Neural Architecture Search (Part 3)
We have seen in Part 1 and Part 2 that neural architecture search can be used to find hyperparameters and to design recurrent networks. Is there any more use to it? The answer is obviously yes (otherwise there would be no point on this post). Let’s recap, NAS is just a method where you learn something that is non-learnable by backpropagation using trial and error, aka, reinforcement learning. The key for using it in more complex settings is to have a well defined space of parameters. In the first part that space was simply the real range for each hyperparameter. In the second part the search space included every recurrent network. Since that is a pretty broad space we narrowed it down by only working with some specific recurrent networks that could be generated by a tree-like structure. In this third part the search space is going to be the set of all convolutional neural networks. And to reduce that space to something manageable we are only going to consider networks generated by residual connections. Residual connections are typically just an addition operation like this
The good property of residual connections is that they prevent vanishing gradients for very deep networks. Their discovery allowed to increase the number of layers. ResNet achieved state of the art results when it was first created, and big transformer-based architecture also use residual connections. Normally the residual connection is between one layer and the next one. Can you think of a way of generalising this? Is there a ways of creating a bigger set of possible architectures? Similar to what we did for recurrent networks, we could break that restriction of just connecting to the next layer. This way we could end up with something like the architecture presented in the original NAS paper
Again, the real question is how to encode that architecture, because using a picture is not quite computer-friendly. Think of the way of representing a graph, you use the adjacency matrix, or the adjacency lists. Here it is similar, for each layer you just need to know the inputs. Or in other words, the architecture is saved as adjacency lists of incoming vertices. That’s simple enough for the controller to generate. For each layer the controller has an array of previous layers and simply selects one or more indices from there representing the incoming residual connections. The rest of hyperparameters are generated afterwards. See the diagram
What the anchor point box is doing is just that, sampling indices representing the incoming layers. That box may implemented as a feed forward network with several classes. It could seem that the number of classes varies and so we cannot fix the last layer to have a constant size, and that is true, but for a given layer it is always the same. Therefore, fixing the total number of layers also fixes the number of output classes for each anchor point and so we can train them. Another reasonable way to implement the anchor box is as a multinomial variable. That way you only need to learn the probabilities, maybe conditioned to something. Although that poses another problem since another way of applying backpropagation needs to be designed, probably by using some reparameterisation trick. The original implementation was done through attention. They gave some hidden state to each anchor box and used Bahdanau attention mechanism to select the most similar layers (according to that hidden state that is learnable) to use as residual connections. This solves the problem of variable sized input, you can use the same attention mechanism for every anchor point. Thus, reducing the number of total parameters while making all the connections related to each other.

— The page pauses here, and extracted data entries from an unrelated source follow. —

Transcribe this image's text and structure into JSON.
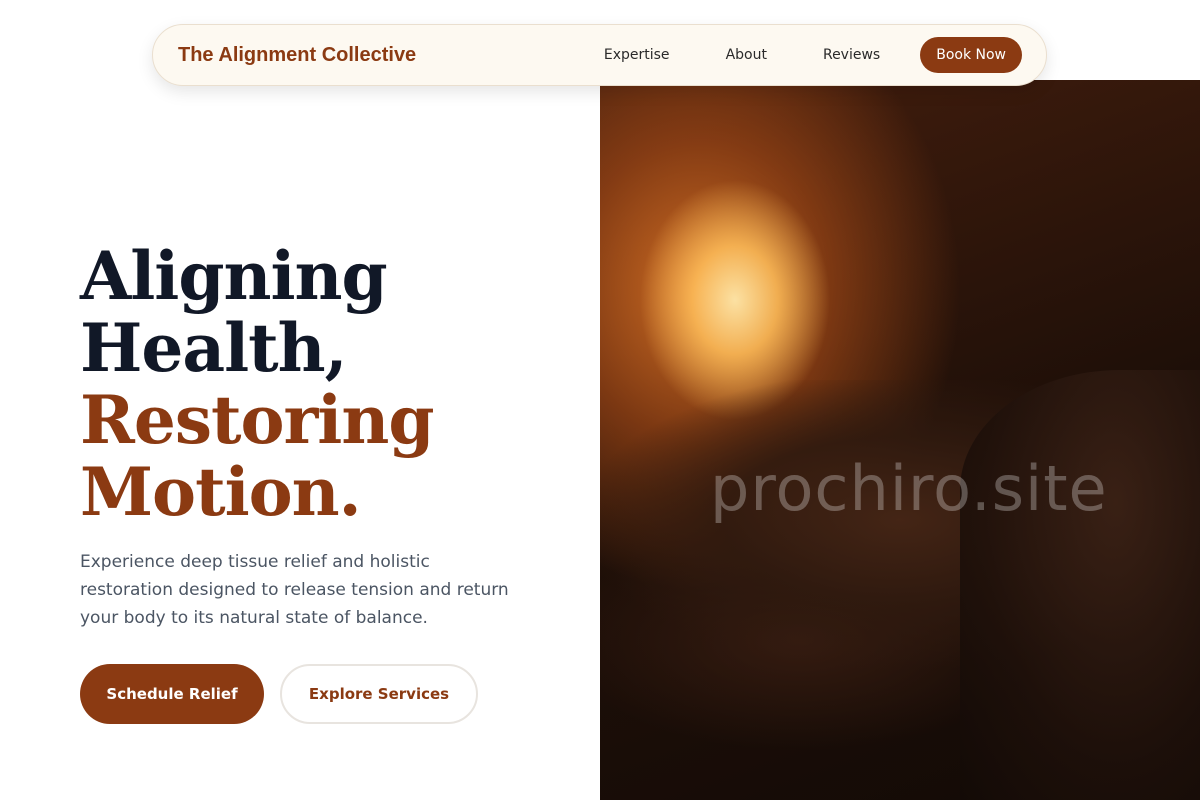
{
  "nav": {
    "brand": "The Alignment Collective",
    "links": [
      "Expertise",
      "About",
      "Reviews"
    ],
    "cta": "Book Now"
  },
  "hero": {
    "headline_dark_1": "Aligning",
    "headline_dark_2": "Health,",
    "headline_accent_1": "Restoring",
    "headline_accent_2": "Motion.",
    "description": "Experience deep tissue relief and holistic restoration designed to release tension and return your body to its natural state of balance.",
    "primary_button": "Schedule Relief",
    "secondary_button": "Explore Services",
    "watermark": "prochiro.site"
  },
  "colors": {
    "brand": "#8b3a12",
    "heading": "#111827",
    "body_text": "#4b5563",
    "nav_bg": "#fdf9f1"
  }
}
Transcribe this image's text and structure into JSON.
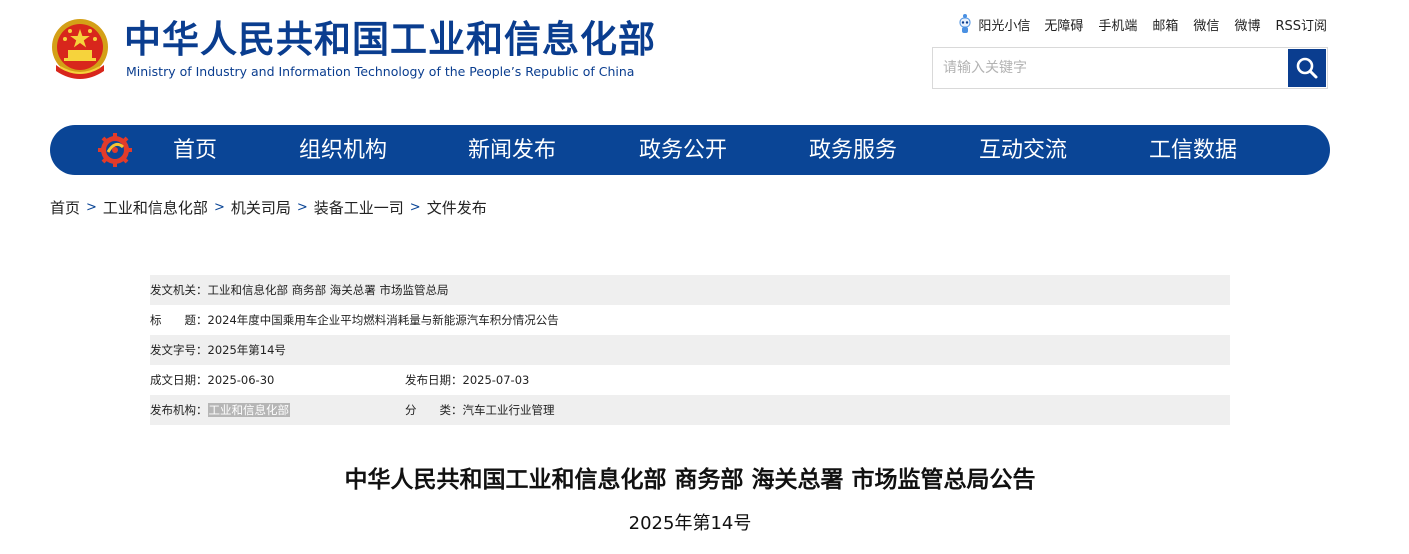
{
  "header": {
    "title_cn": "中华人民共和国工业和信息化部",
    "title_en": "Ministry of Industry and Information Technology of the People’s Republic of China",
    "toplinks": [
      "阳光小信",
      "无障碍",
      "手机端",
      "邮箱",
      "微信",
      "微博",
      "RSS订阅"
    ],
    "search": {
      "placeholder": "请输入关键字"
    }
  },
  "nav": {
    "items": [
      "首页",
      "组织机构",
      "新闻发布",
      "政务公开",
      "政务服务",
      "互动交流",
      "工信数据"
    ],
    "bg_color": "#0a4596"
  },
  "breadcrumb": [
    "首页",
    "工业和信息化部",
    "机关司局",
    "装备工业一司",
    "文件发布"
  ],
  "info": {
    "issuer_label": "发文机关：",
    "issuer": "工业和信息化部 商务部 海关总署 市场监管总局",
    "title_label": "标　　题：",
    "title": "2024年度中国乘用车企业平均燃料消耗量与新能源汽车积分情况公告",
    "docno_label": "发文字号：",
    "docno": "2025年第14号",
    "written_label": "成文日期：",
    "written": "2025-06-30",
    "published_label": "发布日期：",
    "published": "2025-07-03",
    "org_label": "发布机构：",
    "org": "工业和信息化部",
    "category_label": "分　　类：",
    "category": "汽车工业行业管理"
  },
  "article": {
    "title": "中华人民共和国工业和信息化部 商务部 海关总署 市场监管总局公告",
    "number": "2025年第14号"
  },
  "colors": {
    "brand": "#0a3d8f",
    "nav": "#0a4596",
    "row_shade": "#efefef"
  }
}
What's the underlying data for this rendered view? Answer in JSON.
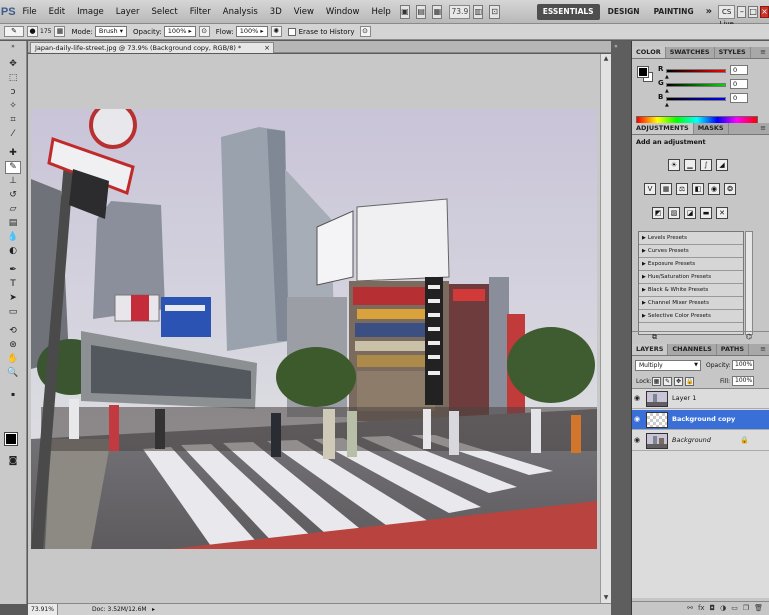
{
  "app": {
    "logo": "PS"
  },
  "menu": [
    "File",
    "Edit",
    "Image",
    "Layer",
    "Select",
    "Filter",
    "Analysis",
    "3D",
    "View",
    "Window",
    "Help"
  ],
  "menubar": {
    "zoom": "73.9",
    "workspaces": [
      "ESSENTIALS",
      "DESIGN",
      "PAINTING"
    ],
    "more": "»",
    "cs_live": "CS Live",
    "window_buttons": [
      "–",
      "□",
      "×"
    ]
  },
  "options": {
    "brush_size": "175",
    "mode_label": "Mode:",
    "mode_value": "Brush",
    "opacity_label": "Opacity:",
    "opacity_value": "100%",
    "flow_label": "Flow:",
    "flow_value": "100%",
    "erase_history": "Erase to History"
  },
  "document": {
    "tab_title": "Japan-daily-life-street.jpg @ 73.9% (Background copy, RGB/8) *",
    "tab_close": "×",
    "status_zoom": "73.91%",
    "status_doc": "Doc: 3.52M/12.6M"
  },
  "color_panel": {
    "tabs": [
      "COLOR",
      "SWATCHES",
      "STYLES"
    ],
    "channels": [
      {
        "label": "R",
        "value": "0"
      },
      {
        "label": "G",
        "value": "0"
      },
      {
        "label": "B",
        "value": "0"
      }
    ]
  },
  "adjustments_panel": {
    "tabs": [
      "ADJUSTMENTS",
      "MASKS"
    ],
    "title": "Add an adjustment",
    "presets": [
      "Levels Presets",
      "Curves Presets",
      "Exposure Presets",
      "Hue/Saturation Presets",
      "Black & White Presets",
      "Channel Mixer Presets",
      "Selective Color Presets"
    ]
  },
  "layers_panel": {
    "tabs": [
      "LAYERS",
      "CHANNELS",
      "PATHS"
    ],
    "blend_mode": "Multiply",
    "opacity_label": "Opacity:",
    "opacity_value": "100%",
    "lock_label": "Lock:",
    "fill_label": "Fill:",
    "fill_value": "100%",
    "layers": [
      {
        "name": "Layer 1",
        "selected": false
      },
      {
        "name": "Background copy",
        "selected": true
      },
      {
        "name": "Background",
        "selected": false,
        "locked": true
      }
    ]
  },
  "colors": {
    "accent_selection": "#3a6fd8",
    "workspace_active": "#4e4e4e",
    "close_red": "#c8352a"
  }
}
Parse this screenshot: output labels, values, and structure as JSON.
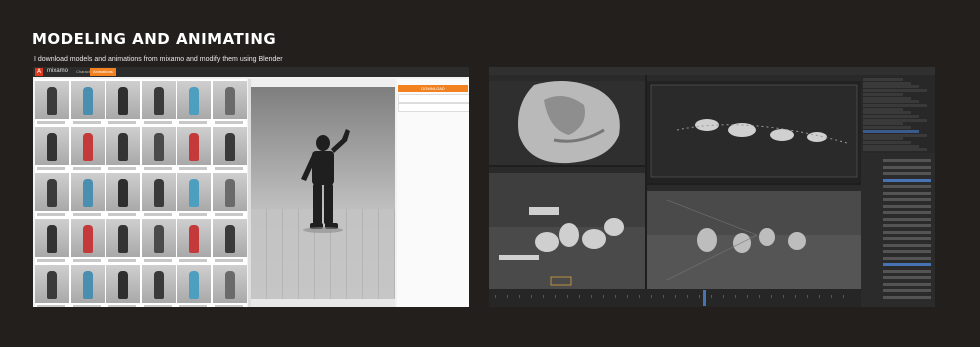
{
  "page": {
    "title": "MODELING AND ANIMATING",
    "subtitle": "I download models and animations from mixamo and modify them using Blender"
  },
  "mixamo": {
    "logo": "A",
    "brand": "mixamo",
    "tabs": [
      {
        "label": "Characters",
        "active": false
      },
      {
        "label": "Animations",
        "active": true
      }
    ],
    "buttons": [
      {
        "label": "DOWNLOAD",
        "primary": true
      },
      {
        "label": "",
        "primary": false
      },
      {
        "label": "",
        "primary": false
      }
    ],
    "accent": "#f2811f",
    "character_icon": "soldier-figure"
  },
  "blender": {
    "accent": "#4772b3",
    "viewports": [
      "sculpt-viewport",
      "camera-viewport",
      "scene-viewport",
      "render-viewport"
    ]
  }
}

But simply selecting residual connections at random has one issue, have you seen it? There could be layers without connections, or layers that are not connected to anything. The solution is simple, for those layers that are not connected, you simply connect them to the last layer. And for those that doesn’t receive any input, the input image is used as the input, and not any other layer. This way, many complex architectures can emerge, not just linear ones. And there you have it, you can use reinforcement learning to explore the search space of convolutional neural networks.
Here I have presented you three ways of using neural architecture search to better design neural network architectures. If you are feeling short of ideas to create networks, maybe try designing a broad search space and traing a NAS controller on a toy dataset. And don’t feel that it is an outdated technique, Google is still using it, see this article. The main disadvantage of this tecnique is that it requires a lot of computational power, but as everything else, you can use it with reduced capabilities on smaller datasets to try on your own. Maybe you find the next transformer this way, who knows?